Key decisions in the genetic shuffling that occurs before eggs or sperm are formed are made earlier than thought, rewriting textbook genetics, according to recent papers from researchers at UC Davis, Harvard University and UC San Diego.

For sexual reproduction to occur, organisms have to form gametes (in animals, gametes are eggs or sperm) with half the usual number of chromosomes, so that when two gametes fuse during fertilization the offspring will have an equal genetic contribution from each parent. This process is called meiosis: Without it, the chromosome number would double with every generation.

Meiosis includes a crucial step in which DNA is broken and either repaired by "crossing over" with another chromosome or healed without a crossover. Each pair of chromosomes must have at least one crossover for meiosis to work. New research shows that the decision to make a crossover or not is made much earlier than previously thought, and sheds light on the molecular basis of this process.

Exchanging DNA

Two copies of each chromosome are present in each body cell. During meiosis, each chromosome lines up with its partner, and the DNA molecules are cut in several places. The partner chromosome DNA acts as a template to heal the breaks. This process, known as homologous recombination, can result in the exchange of chunks of DNA between chromosome arms -- a crossover. Or a break can be healed without exchanging DNA to give a non-crossover recombination.

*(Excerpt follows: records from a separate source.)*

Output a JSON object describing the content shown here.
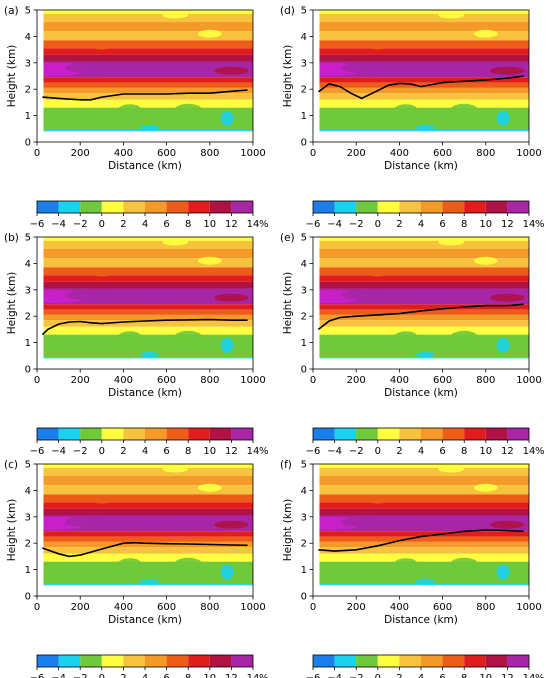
{
  "figure": {
    "panel_labels": [
      "(a)",
      "(b)",
      "(c)",
      "(d)",
      "(e)",
      "(f)"
    ],
    "colorbar": {
      "tick_labels": [
        "−6",
        "−4",
        "−2",
        "0",
        "2",
        "4",
        "6",
        "8",
        "10",
        "12",
        "14"
      ],
      "unit": "%"
    }
  },
  "chart_data": [
    {
      "type": "heatmap",
      "panel": "(a)",
      "xlabel": "Distance (km)",
      "ylabel": "Height (km)",
      "xlim": [
        0,
        1000
      ],
      "ylim": [
        0,
        5
      ],
      "xticks": [
        "0",
        "200",
        "400",
        "600",
        "800",
        "1000"
      ],
      "yticks": [
        "0",
        "1",
        "2",
        "3",
        "4",
        "5"
      ],
      "line": {
        "x": [
          25,
          100,
          200,
          250,
          300,
          400,
          500,
          600,
          700,
          800,
          900,
          975
        ],
        "y": [
          1.7,
          1.65,
          1.6,
          1.6,
          1.7,
          1.82,
          1.82,
          1.82,
          1.85,
          1.85,
          1.92,
          1.97
        ]
      },
      "colorbar": {
        "min": -6,
        "max": 14,
        "step": 2,
        "unit": "%",
        "colors": [
          "#1a7fea",
          "#18d2f0",
          "#6fc93a",
          "#ffff40",
          "#f7c23d",
          "#f39a28",
          "#ed5d18",
          "#e01c1c",
          "#b01246",
          "#a626a6",
          "#cc1fcc"
        ]
      }
    },
    {
      "type": "heatmap",
      "panel": "(b)",
      "xlabel": "Distance (km)",
      "ylabel": "Height (km)",
      "xlim": [
        0,
        1000
      ],
      "ylim": [
        0,
        5
      ],
      "xticks": [
        "0",
        "200",
        "400",
        "600",
        "800",
        "1000"
      ],
      "yticks": [
        "0",
        "1",
        "2",
        "3",
        "4",
        "5"
      ],
      "line": {
        "x": [
          25,
          50,
          100,
          150,
          200,
          250,
          300,
          400,
          500,
          600,
          700,
          800,
          900,
          975
        ],
        "y": [
          1.3,
          1.5,
          1.7,
          1.78,
          1.8,
          1.75,
          1.72,
          1.78,
          1.82,
          1.85,
          1.86,
          1.87,
          1.85,
          1.85
        ]
      },
      "colorbar": {
        "min": -6,
        "max": 14,
        "step": 2,
        "unit": "%",
        "colors": [
          "#1a7fea",
          "#18d2f0",
          "#6fc93a",
          "#ffff40",
          "#f7c23d",
          "#f39a28",
          "#ed5d18",
          "#e01c1c",
          "#b01246",
          "#a626a6",
          "#cc1fcc"
        ]
      }
    },
    {
      "type": "heatmap",
      "panel": "(c)",
      "xlabel": "Distance (km)",
      "ylabel": "Height (km)",
      "xlim": [
        0,
        1000
      ],
      "ylim": [
        0,
        5
      ],
      "xticks": [
        "0",
        "200",
        "400",
        "600",
        "800",
        "1000"
      ],
      "yticks": [
        "0",
        "1",
        "2",
        "3",
        "4",
        "5"
      ],
      "line": {
        "x": [
          25,
          100,
          150,
          200,
          300,
          400,
          450,
          500,
          600,
          700,
          800,
          900,
          975
        ],
        "y": [
          1.82,
          1.6,
          1.5,
          1.55,
          1.78,
          2.0,
          2.02,
          2.0,
          1.98,
          1.97,
          1.95,
          1.93,
          1.92
        ]
      },
      "colorbar": {
        "min": -6,
        "max": 14,
        "step": 2,
        "unit": "%",
        "colors": [
          "#1a7fea",
          "#18d2f0",
          "#6fc93a",
          "#ffff40",
          "#f7c23d",
          "#f39a28",
          "#ed5d18",
          "#e01c1c",
          "#b01246",
          "#a626a6",
          "#cc1fcc"
        ]
      }
    },
    {
      "type": "heatmap",
      "panel": "(d)",
      "xlabel": "Distance (km)",
      "ylabel": "Height (km)",
      "xlim": [
        0,
        1000
      ],
      "ylim": [
        0,
        5
      ],
      "xticks": [
        "0",
        "200",
        "400",
        "600",
        "800",
        "1000"
      ],
      "yticks": [
        "0",
        "1",
        "2",
        "3",
        "4",
        "5"
      ],
      "line": {
        "x": [
          25,
          75,
          125,
          175,
          225,
          275,
          350,
          400,
          450,
          500,
          600,
          700,
          800,
          900,
          975
        ],
        "y": [
          1.9,
          2.2,
          2.1,
          1.85,
          1.65,
          1.85,
          2.15,
          2.22,
          2.2,
          2.1,
          2.25,
          2.3,
          2.35,
          2.42,
          2.5
        ]
      },
      "colorbar": {
        "min": -6,
        "max": 14,
        "step": 2,
        "unit": "%",
        "colors": [
          "#1a7fea",
          "#18d2f0",
          "#6fc93a",
          "#ffff40",
          "#f7c23d",
          "#f39a28",
          "#ed5d18",
          "#e01c1c",
          "#b01246",
          "#a626a6",
          "#cc1fcc"
        ]
      }
    },
    {
      "type": "heatmap",
      "panel": "(e)",
      "xlabel": "Distance (km)",
      "ylabel": "Height (km)",
      "xlim": [
        0,
        1000
      ],
      "ylim": [
        0,
        5
      ],
      "xticks": [
        "0",
        "200",
        "400",
        "600",
        "800",
        "1000"
      ],
      "yticks": [
        "0",
        "1",
        "2",
        "3",
        "4",
        "5"
      ],
      "line": {
        "x": [
          25,
          75,
          125,
          200,
          300,
          400,
          500,
          600,
          700,
          800,
          900,
          975
        ],
        "y": [
          1.5,
          1.82,
          1.95,
          2.0,
          2.05,
          2.1,
          2.2,
          2.28,
          2.35,
          2.4,
          2.4,
          2.45
        ]
      },
      "colorbar": {
        "min": -6,
        "max": 14,
        "step": 2,
        "unit": "%",
        "colors": [
          "#1a7fea",
          "#18d2f0",
          "#6fc93a",
          "#ffff40",
          "#f7c23d",
          "#f39a28",
          "#ed5d18",
          "#e01c1c",
          "#b01246",
          "#a626a6",
          "#cc1fcc"
        ]
      }
    },
    {
      "type": "heatmap",
      "panel": "(f)",
      "xlabel": "Distance (km)",
      "ylabel": "Height (km)",
      "xlim": [
        0,
        1000
      ],
      "ylim": [
        0,
        5
      ],
      "xticks": [
        "0",
        "200",
        "400",
        "600",
        "800",
        "1000"
      ],
      "yticks": [
        "0",
        "1",
        "2",
        "3",
        "4",
        "5"
      ],
      "line": {
        "x": [
          25,
          100,
          200,
          300,
          400,
          500,
          600,
          700,
          800,
          900,
          975
        ],
        "y": [
          1.75,
          1.7,
          1.75,
          1.9,
          2.1,
          2.25,
          2.35,
          2.45,
          2.5,
          2.48,
          2.45
        ]
      },
      "colorbar": {
        "min": -6,
        "max": 14,
        "step": 2,
        "unit": "%",
        "colors": [
          "#1a7fea",
          "#18d2f0",
          "#6fc93a",
          "#ffff40",
          "#f7c23d",
          "#f39a28",
          "#ed5d18",
          "#e01c1c",
          "#b01246",
          "#a626a6",
          "#cc1fcc"
        ]
      }
    }
  ]
}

Recombination stabilizes chromosome pairing, and crossovers are specifically required for the accurate distribution of chromosomes into the gamete cells, said Neil Hunter, assistant professor of microbiology at UC Davis. If the process fails, a gamete might end up with the wrong number of chromosomes, potentially leading to birth defects such as Down syndrome.

How chromosomes decide to make a crossover or non-crossover recombination has been "something of a mystery," Hunter said.

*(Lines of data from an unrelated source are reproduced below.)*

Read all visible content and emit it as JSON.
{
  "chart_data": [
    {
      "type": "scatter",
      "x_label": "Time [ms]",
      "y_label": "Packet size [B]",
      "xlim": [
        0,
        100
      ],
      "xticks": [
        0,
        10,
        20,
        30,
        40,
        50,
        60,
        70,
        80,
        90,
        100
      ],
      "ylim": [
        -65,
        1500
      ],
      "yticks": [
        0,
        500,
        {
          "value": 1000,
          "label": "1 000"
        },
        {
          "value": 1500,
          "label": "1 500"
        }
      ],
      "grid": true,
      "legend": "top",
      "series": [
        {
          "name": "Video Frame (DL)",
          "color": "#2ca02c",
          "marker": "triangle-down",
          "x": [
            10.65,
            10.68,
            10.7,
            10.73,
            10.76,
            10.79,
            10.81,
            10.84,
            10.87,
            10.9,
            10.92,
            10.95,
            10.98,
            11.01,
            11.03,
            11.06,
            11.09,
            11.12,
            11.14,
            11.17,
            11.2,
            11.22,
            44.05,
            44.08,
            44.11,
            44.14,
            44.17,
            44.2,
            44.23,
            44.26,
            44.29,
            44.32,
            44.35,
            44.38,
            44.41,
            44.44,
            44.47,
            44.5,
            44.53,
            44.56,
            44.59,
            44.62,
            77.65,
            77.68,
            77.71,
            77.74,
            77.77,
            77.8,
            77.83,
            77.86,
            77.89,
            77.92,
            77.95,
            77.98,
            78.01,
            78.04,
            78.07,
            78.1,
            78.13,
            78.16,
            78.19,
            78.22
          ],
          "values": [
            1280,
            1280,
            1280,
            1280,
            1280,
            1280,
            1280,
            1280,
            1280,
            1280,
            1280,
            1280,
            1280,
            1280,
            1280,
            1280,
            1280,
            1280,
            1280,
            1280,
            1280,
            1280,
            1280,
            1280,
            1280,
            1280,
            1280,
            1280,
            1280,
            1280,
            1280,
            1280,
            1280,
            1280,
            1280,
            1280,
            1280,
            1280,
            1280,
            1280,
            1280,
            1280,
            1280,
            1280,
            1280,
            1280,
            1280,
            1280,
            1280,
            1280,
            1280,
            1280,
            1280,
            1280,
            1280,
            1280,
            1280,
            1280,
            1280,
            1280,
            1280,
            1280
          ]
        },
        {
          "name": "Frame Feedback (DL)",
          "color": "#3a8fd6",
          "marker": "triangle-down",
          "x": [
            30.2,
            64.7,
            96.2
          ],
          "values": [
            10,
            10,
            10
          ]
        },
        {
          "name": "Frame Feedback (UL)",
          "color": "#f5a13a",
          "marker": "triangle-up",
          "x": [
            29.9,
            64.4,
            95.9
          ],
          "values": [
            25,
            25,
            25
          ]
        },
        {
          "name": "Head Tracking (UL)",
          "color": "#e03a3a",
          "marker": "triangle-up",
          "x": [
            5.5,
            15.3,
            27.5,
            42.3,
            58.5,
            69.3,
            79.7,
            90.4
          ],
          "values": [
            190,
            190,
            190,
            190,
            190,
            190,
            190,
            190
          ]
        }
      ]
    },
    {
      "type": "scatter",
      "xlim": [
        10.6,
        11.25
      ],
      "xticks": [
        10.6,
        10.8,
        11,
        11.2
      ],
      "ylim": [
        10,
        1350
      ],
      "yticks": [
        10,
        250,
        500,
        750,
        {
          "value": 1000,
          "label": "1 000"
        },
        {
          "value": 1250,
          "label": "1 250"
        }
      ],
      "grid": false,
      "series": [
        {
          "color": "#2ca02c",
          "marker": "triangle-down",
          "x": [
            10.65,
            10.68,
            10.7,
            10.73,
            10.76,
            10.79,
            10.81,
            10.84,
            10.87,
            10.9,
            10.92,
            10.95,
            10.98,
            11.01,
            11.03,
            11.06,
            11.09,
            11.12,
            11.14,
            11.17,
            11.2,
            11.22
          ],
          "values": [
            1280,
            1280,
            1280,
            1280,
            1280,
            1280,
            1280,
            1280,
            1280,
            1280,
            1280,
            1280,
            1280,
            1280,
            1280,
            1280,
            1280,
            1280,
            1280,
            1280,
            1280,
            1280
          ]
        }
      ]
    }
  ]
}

The textbook explanation has been that the linked DNA strands form structures called Holliday junctions that on paper can be processed in two different ways to create either a crossover or non-crossover. This model implies that the decision is made at a very late step, Hunter said.

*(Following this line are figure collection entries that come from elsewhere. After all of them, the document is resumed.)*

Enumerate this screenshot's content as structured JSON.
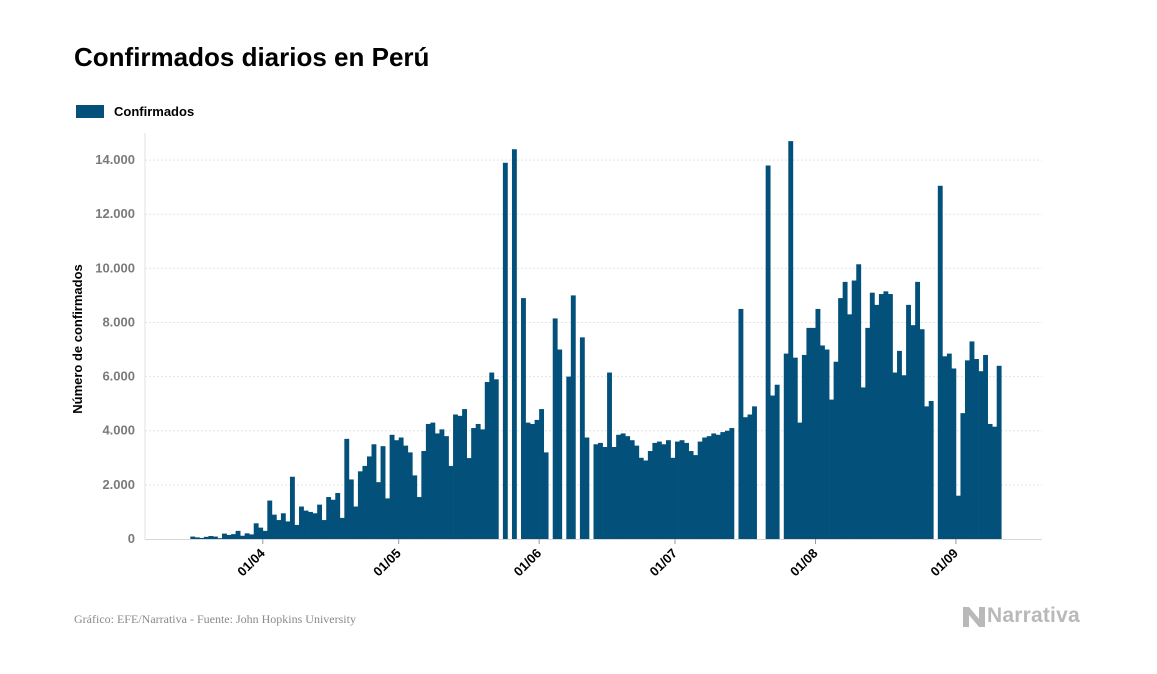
{
  "brand": {
    "name": "Narrativa",
    "color": "#b9b9b9"
  },
  "footer": {
    "source": "Gráfico: EFE/Narrativa - Fuente: John Hopkins University"
  },
  "chart_data": {
    "type": "bar",
    "title": "Confirmados diarios en Perú",
    "ylabel": "Número de confirmados",
    "xlabel": "",
    "ylim": [
      0,
      15000
    ],
    "xlim": [
      "2020-03-06",
      "2020-09-20"
    ],
    "grid": true,
    "legend_position": "top-left",
    "yticks": [
      0,
      2000,
      4000,
      6000,
      8000,
      10000,
      12000,
      14000
    ],
    "ytick_labels": [
      "0",
      "2.000",
      "4.000",
      "6.000",
      "8.000",
      "10.000",
      "12.000",
      "14.000"
    ],
    "xticks": [
      "2020-04-01",
      "2020-05-01",
      "2020-06-01",
      "2020-07-01",
      "2020-08-01",
      "2020-09-01"
    ],
    "xtick_labels": [
      "01/04",
      "01/05",
      "01/06",
      "01/07",
      "01/08",
      "01/09"
    ],
    "series": [
      {
        "name": "Confirmados",
        "color": "#03517a",
        "start_date": "2020-03-16",
        "values": [
          90,
          60,
          40,
          80,
          110,
          90,
          30,
          200,
          150,
          180,
          300,
          120,
          210,
          170,
          580,
          420,
          300,
          1420,
          900,
          700,
          950,
          650,
          2300,
          520,
          1200,
          1050,
          1000,
          950,
          1270,
          700,
          1550,
          1450,
          1700,
          780,
          3700,
          2200,
          1200,
          2500,
          2700,
          3050,
          3500,
          2100,
          3430,
          1500,
          3850,
          3650,
          3750,
          3450,
          3200,
          2350,
          1550,
          3250,
          4250,
          4300,
          3900,
          4050,
          3800,
          2700,
          4600,
          4550,
          4800,
          2990,
          4100,
          4250,
          4050,
          5800,
          6150,
          5900,
          0,
          13900,
          0,
          14400,
          0,
          8900,
          4300,
          4250,
          4400,
          4800,
          3200,
          0,
          8150,
          7000,
          0,
          6000,
          9000,
          0,
          7450,
          3750,
          0,
          3500,
          3550,
          3400,
          6150,
          3400,
          3850,
          3900,
          3800,
          3650,
          3450,
          3000,
          2900,
          3250,
          3550,
          3600,
          3500,
          3650,
          3000,
          3600,
          3650,
          3550,
          3250,
          3100,
          3600,
          3750,
          3800,
          3900,
          3850,
          3950,
          4000,
          4100,
          0,
          8500,
          4500,
          4600,
          4900,
          0,
          0,
          13800,
          5300,
          5700,
          0,
          6850,
          14700,
          6700,
          4300,
          6800,
          7800,
          7800,
          8500,
          7150,
          7000,
          5150,
          6550,
          8900,
          9500,
          8300,
          9550,
          10150,
          5600,
          7800,
          9100,
          8650,
          9050,
          9150,
          9050,
          6150,
          6950,
          6050,
          8650,
          7900,
          9500,
          7750,
          4900,
          5100,
          0,
          13050,
          6750,
          6850,
          6300,
          1600,
          4650,
          6600,
          7300,
          6650,
          6200,
          6800,
          4250,
          4150,
          6400
        ]
      }
    ]
  }
}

Working in the brewer's yeast Saccharomyces cerevisiae, Hunter and colleagues Valentin Boerner and Nancy Kleckner of Harvard University, writing in the April 1 issue of Cell, show instead that the decision on whether or not to crossover is made at a much earlier stage: after the DNA is broken but before the ends of the breaks become stably intertwined with their partner chromosome. Once the decision is made, chromosomes are shepherded along to form Holliday junctions and then crossovers by a group of six proteins called the ZMMs.

In the same issue of Cell, Olga Mazina, Alexander Mazin and Stephen Kowalczykowski from UC Davis with Takuro Nakagawa and Richard Kolodner from the Ludwig Institute of Cancer Research at UC San Diego studied one of the ZMM proteins, Mer3, known to be important for crossover recombination to occur. They found that Mer3 unwinds the DNA double helix but works only in one direction relative to the broken DNA end. It blocks extension of the DNA strand in the opposite direction. Mer3 therefore helps to stabilize the Holliday junction structure and promotes crossover recombination, Hunter said.

The findings mean that the pathways to crossover and non-crossover recombination are distinct, and distinct from an early stage, Hunter said. That turns the textbook account of meiosis on its head, he said.

While researchers now have a better understanding of the process, how the decision is made remains a mystery, Hunter said.

"We're getting insights, but we're left with big questions," he said.